Convivere con una forma di demenza o con qualsiasi tipo di malattia degenerativa delle facoltà mentali rappresenta spesso un dramma per il malato e per chi gli sta accanto, una condanna senza appello. La malattia, infatti, viene avvertita come uno sprofondare più o meno rapido negli abissi dell'isolamento, dell'incapacità di comunicare, di ricordare. Per questo l'Alzheimer e tutte le patologie mentali che portano alla demenza ci fanno tanta paura.

Megan Carnarius, terapeuta americana che da più di venticinque anni lavora con persone a cui è stata diagnosticata una qualsiasi forma di demenza, prova invece a raccontarci queste patologie da un punto di vista diverso, basato sul principio che con una malattia anche molto invalidante si possa provare non solo a convivere, ma si possa continuare a vivere.

Nel suo "Alzheimer e altre malattie del cervello" (Macro Edizioni, 2018, pp. 280) affronta – come è giusto fare rispetto a temi così delicati – le varie patologie mentali da un punto di vista medico-scientifico.

L'autrice, quindi, prova a fare chiarezza sui vari tipi di demenza mentale e senile, sulle più moderne terapie, sugli studi e sulle ricerche più recenti, quelle che danno speranza per il futuro nella lotta contro queste patologie.
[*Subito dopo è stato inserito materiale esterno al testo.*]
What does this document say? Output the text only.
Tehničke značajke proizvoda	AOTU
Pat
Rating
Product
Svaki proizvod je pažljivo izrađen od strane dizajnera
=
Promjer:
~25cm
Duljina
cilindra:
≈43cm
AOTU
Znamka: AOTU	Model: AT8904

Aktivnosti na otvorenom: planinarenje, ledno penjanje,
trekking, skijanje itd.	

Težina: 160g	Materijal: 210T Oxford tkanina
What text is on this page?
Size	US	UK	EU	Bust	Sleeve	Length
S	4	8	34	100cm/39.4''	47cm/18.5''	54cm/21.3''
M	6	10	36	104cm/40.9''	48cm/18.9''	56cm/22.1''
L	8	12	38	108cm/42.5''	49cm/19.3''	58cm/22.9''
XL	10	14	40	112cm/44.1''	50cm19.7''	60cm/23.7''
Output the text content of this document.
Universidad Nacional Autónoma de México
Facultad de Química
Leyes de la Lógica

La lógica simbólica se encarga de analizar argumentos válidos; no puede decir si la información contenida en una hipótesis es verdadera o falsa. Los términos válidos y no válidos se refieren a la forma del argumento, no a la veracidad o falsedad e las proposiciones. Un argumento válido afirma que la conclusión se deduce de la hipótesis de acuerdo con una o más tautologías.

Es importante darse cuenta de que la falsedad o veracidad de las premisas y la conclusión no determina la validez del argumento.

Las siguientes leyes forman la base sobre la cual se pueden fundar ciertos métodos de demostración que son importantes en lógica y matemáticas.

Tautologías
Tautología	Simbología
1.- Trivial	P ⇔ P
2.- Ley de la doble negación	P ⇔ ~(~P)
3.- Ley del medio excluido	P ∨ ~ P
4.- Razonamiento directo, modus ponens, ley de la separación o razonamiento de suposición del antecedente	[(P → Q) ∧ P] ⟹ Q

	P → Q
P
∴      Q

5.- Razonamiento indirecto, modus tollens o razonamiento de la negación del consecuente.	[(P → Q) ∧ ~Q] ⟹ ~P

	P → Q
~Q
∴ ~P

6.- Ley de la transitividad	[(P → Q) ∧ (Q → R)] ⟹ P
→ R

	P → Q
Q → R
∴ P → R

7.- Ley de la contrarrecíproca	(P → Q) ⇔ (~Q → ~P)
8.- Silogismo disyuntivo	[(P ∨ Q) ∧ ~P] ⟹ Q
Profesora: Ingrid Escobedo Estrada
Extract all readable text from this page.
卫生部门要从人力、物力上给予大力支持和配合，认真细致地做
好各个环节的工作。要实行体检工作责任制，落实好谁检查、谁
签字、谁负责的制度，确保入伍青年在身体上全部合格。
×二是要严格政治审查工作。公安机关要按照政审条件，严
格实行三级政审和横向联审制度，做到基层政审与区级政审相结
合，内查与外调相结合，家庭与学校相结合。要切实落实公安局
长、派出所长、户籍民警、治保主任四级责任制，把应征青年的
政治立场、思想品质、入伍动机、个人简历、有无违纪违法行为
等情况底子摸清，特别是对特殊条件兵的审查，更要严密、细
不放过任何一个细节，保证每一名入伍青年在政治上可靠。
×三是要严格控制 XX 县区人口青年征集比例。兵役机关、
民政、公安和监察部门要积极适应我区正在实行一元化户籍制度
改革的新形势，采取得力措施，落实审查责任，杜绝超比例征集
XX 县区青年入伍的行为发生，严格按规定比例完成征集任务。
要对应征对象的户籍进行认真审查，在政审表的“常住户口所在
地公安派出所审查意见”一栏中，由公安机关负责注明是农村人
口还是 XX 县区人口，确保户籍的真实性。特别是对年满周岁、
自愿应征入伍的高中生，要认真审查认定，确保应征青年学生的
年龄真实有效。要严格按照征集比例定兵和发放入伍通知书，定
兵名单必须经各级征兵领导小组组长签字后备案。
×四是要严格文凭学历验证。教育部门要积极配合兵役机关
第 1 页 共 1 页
Megan Carnarius, però, non si ferma al vademecum, al semplice compendio delle varie casistiche. Non è questo, o non è solo questo, il suo obiettivo. L'autrice, partendo dalla sua esperienza sul campo, vuole narrarci un nuovo modello di approccio alla malattia, soprattutto per chi assiste i pazienti. Un modello che vede nella malattia, per quanto grave e invalidante sia, una opportunità per trovare soluzioni, farci venire idee, scoprire risorse che non pensavamo di avere. Al centro di tutto un obiettivo primario: garantire dignità di vita al malato e non arrendersi di fronte al progredire della malattia.

La copertina del libro
La copertina del libro
La copertina del libro

Sia chiaro: il libro non vuole assolutamente essere un elogio della malattia come prova, come rito di passaggio, come tonificante per l'uomo. Megan Carnarius crede viceversa nella possibilità di alleviare il dolore, di attenuare la frustrazione, di alimentare la vita anche quando sembra impossibile, anche semplicemente puntando sull'umorismo, sulla capacità di sdrammatizzare.

Insomma, venticinque anni a contatto con la sofferenza hanno insegnato a Megan Carnarius il coraggio di non cedere allo smarrimento e la consapevolezza che nella sofferenza bisogna avere la tenacia di "stare", di viverla. Non sempre si può, infatti, sfuggirla, soprattutto quando fuggire significa abbandonare una persona cara oppure un paziente che ci è stato affidato in qualità di medico, operatore o infermiere.

Ogni malato, per la Carnarius, ha diritto a essere aiutato, sostenuto, protetto.

Fino in fondo, come ci conferma con parole che toccano il cuore: "Durante le fasi finali della malattia, queste persone non saranno più partecipi dell'esperienza terrena e si troveranno in un profondo stato interiore che, di solito, noi che le assistiamo non siamo in grado di raggiungere e condividere. La demenza avrà innalzato un muro intorno a esse, come fossero entrate in un convento di clausura. Invece di pensare a questo muro come a una prigione, io lo considero l'omaggio finale alla vita che la persona ha vissuto, e al suo corpo, il contenitore che l'ha ospitata. Ora che alla persona viene concesso il tempo necessario per raccogliersi in se stessa, la sua anima potrà occuparsi degli aspetti spirituali del 'sé'".

E sentirsi finalmente libera, aggiungiamo noi.